Molti l’hanno definito un “progetto multimediale” ma non credo, personalmente, si possa considerare la definizione più corretta per questo EP: composto da cinque inediti, è stato gradualmente svelato dallo stesso Matsson canzone per canzone nel corso di quest’anno, dalla prima uscita di An Ocean, a marzo, fino all’ultima traccia Then I Won’t Sing No More, rilasciata lo scorso 13 settembre.
Valutando questo nuovo lavoro dal punto di vista puramente musicale, con uno sguardo alla carriera del cantautore svedese attivo dal 2006, non si può certo dire che lo stile semplice e diretto che lo contraddistingue l’abbia abbandonato; nome di rilievo per la scena folk indipendente europea, The Tallest Man on Earth è sempre stato un caposaldo del folk più puro, con timide sperimentazioni e aggiunte sonore nell’ultimo album pubblicato, Dark Bird Is Home (2015), in cui pianoforti, violini e cori rubavano ogni tanto la scena al solito connubio di chitarra e voce che ha fatto la fortuna della sua carriera.
In When The Bird Sees The Solid Ground, invece, non è tanto l’aspetto musicale il punto di svolta per Matsson, quanto lo scopo che quest’ultimo si è prefissato di ottenere da questa ultima fatica: fatica che in questo caso si è riversata tutta nel mettersi personalmente a nudo, faccia a faccia con la videocamera, mese dopo mese, in una sorta di video diario a puntate. Ad ogni traccia, infatti, l’ascoltatore può entrare piano piano nell’abitazione, nei boschi, ma più di tutto nelle confessioni di The Tallest Man on Earth, che ad ogni videoclip (completamente girato e montato dallo stesso cantante) introduce i propri pensieri e le proprie paure nei confronti del proprio processo creativo, dell’ansia di salire sul palco, della propria tendenza all’isolamento, del vuoto compositivo, prima di regalare ai propri fan delle meravigliose esibizioni in acustico sul divano o sul letto di casa, in totale intimità, di ogni traccia rilasciata.

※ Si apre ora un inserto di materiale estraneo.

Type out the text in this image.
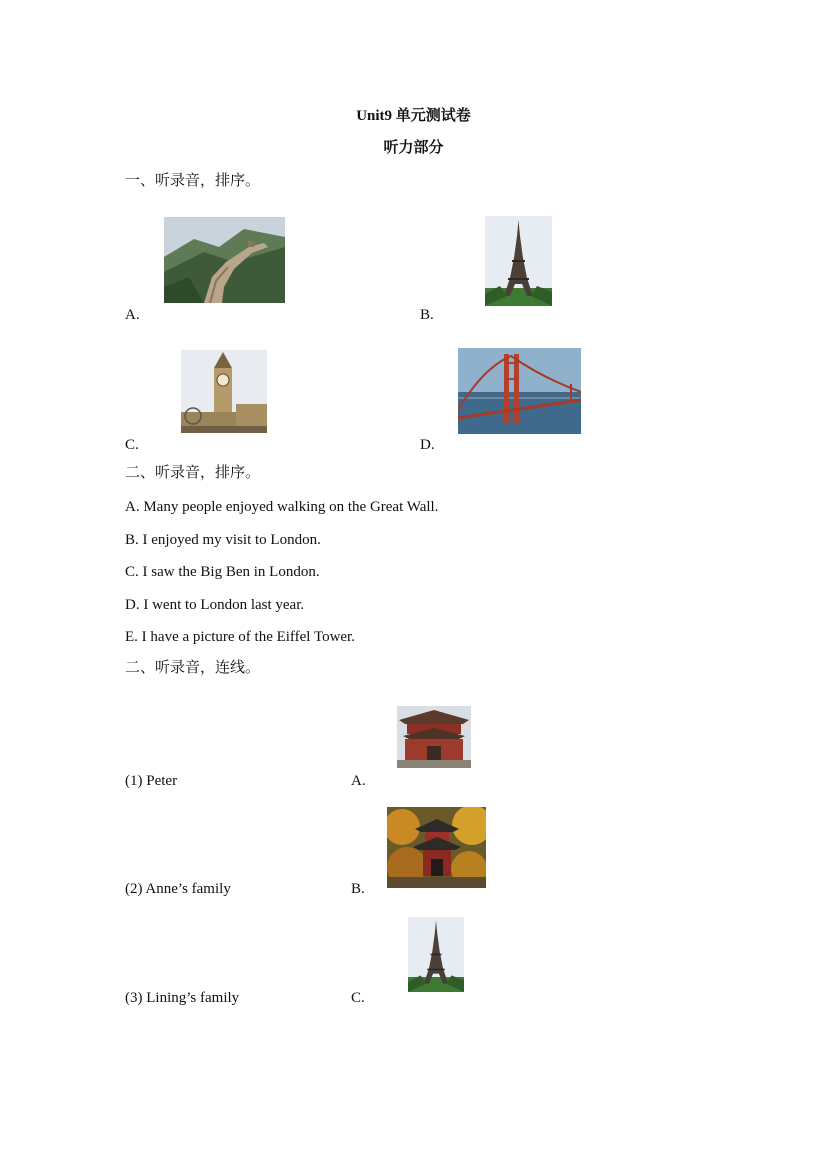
Unit9 单元测试卷
听力部分
一、听录音，排序。
A.	B.
C.	D.
二、听录音，排序。
A. Many people enjoyed walking on the Great Wall.
B. I enjoyed my visit to London.
C. I saw the Big Ben in London.
D. I went to London last year.
E. I have a picture of the Eiffel Tower.
二、听录音，连线。
(1) Peter	A.
(2) Anne’s family	B.
(3) Lining’s family	C.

È proprio questo approccio confessionale al proprio lavoro, vissuto come piccolo percorso di autoanalisi, che rende questo ultimo progetto più particolare e decisamente degno di attenzione: la possibilità di poter vivere concretamente la differenza di una stessa canzone eseguita in acustico per il piacere di farlo in solitudine, e subito dopo poterla apprezzare come traccia registrata in studio, con tutte le deliziose aggiunte di fiati che proseguono la ricerca stilistica di Mattson nel provare delicatamente nuovi interventi sonori (vi assicuro che la differenza tra le due esecuzioni è notevole e stupisce per la diversa potenza e perfezione del live acustico e, invece, per la leggerezza delle registrazioni in studio).
Particolarmente segnalate: Forever Is a Very Long Time versione studio, Down In My Heart versione acustica.